April 29, 2014 — It’s not always good to be popular.
Take the case of glass eels, the juvenile offspring of the American eel (Anguilla rostrata). They’re considered a delicacy, cooked in a wok and tossed like noodles or they can be fattened in a pond to a thousand times their initial weight and sold overseas for $10 a pound. In 2012 the eel fishery in Maine brought in an estimated $40,000,000, creating a sudden boom.
But prices are falling, along with the number of eels. In Europe, where the fishing is intense, populations are down 90 percent during the last 40 years and there is a moratorium on harvests. That’s led to a sudden boom in New England’s eel fishery.
“A year ago people were getting $2,000 a pound for glass eels,” noted Mark Faherty of Wellfleet Bay Wildlife Sanctuary. “Now it’s done to $500.”
Ten years ago it was $30 a pound. Despite the fluctuating value of the tiny three-inch eels Sanctuary Director Bob Prescott believes the real pressure is coming not from fishermen (catching glass eels is illegal in Massachusetts) but habitat destruction.
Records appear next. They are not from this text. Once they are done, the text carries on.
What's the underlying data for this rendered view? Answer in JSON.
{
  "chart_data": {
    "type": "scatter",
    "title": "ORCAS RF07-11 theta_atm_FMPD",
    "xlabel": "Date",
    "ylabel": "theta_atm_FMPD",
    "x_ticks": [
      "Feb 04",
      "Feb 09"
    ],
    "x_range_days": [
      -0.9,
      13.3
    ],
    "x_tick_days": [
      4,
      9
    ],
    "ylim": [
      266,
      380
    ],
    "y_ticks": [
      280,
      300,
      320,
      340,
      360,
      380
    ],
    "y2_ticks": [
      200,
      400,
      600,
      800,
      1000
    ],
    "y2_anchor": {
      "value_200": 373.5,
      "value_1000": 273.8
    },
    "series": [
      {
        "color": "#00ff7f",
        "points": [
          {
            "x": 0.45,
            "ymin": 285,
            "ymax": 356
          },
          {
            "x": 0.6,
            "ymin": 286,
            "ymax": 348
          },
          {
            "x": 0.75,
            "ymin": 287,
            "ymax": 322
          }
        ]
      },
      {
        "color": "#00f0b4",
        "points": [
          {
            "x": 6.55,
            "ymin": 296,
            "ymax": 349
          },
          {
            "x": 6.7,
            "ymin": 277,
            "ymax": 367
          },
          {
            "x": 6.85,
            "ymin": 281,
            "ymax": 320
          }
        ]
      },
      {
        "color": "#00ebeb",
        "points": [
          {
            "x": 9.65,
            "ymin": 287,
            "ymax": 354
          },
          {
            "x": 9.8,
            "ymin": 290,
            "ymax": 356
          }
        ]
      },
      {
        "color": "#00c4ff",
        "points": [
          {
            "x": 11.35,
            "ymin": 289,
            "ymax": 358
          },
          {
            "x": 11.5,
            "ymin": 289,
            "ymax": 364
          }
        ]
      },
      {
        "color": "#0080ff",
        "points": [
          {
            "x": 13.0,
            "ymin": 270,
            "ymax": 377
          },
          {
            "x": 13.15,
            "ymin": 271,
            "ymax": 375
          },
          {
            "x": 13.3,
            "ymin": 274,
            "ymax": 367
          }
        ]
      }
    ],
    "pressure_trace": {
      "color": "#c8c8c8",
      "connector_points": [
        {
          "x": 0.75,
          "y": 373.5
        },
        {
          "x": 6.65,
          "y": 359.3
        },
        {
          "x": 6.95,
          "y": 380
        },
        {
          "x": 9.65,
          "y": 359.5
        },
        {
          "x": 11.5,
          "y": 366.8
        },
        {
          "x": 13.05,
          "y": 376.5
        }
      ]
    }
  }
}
Eels have an odd life cycle, the exact opposite of our river herring that swim in from the ocean and up our streams to breed each spring. Eels are freshwater fish lurking for decades in the depths of Cape Cod ponds that migrate downstream and swim out to the Sargasso Sea where they mate. The young tiny eels hatch in the mat of floating seaweed and journey back to the coast arriving as two or three-inch clear translucent glass eels with twin black eyes. If they eaten more and developed darker pigments they’re elvers.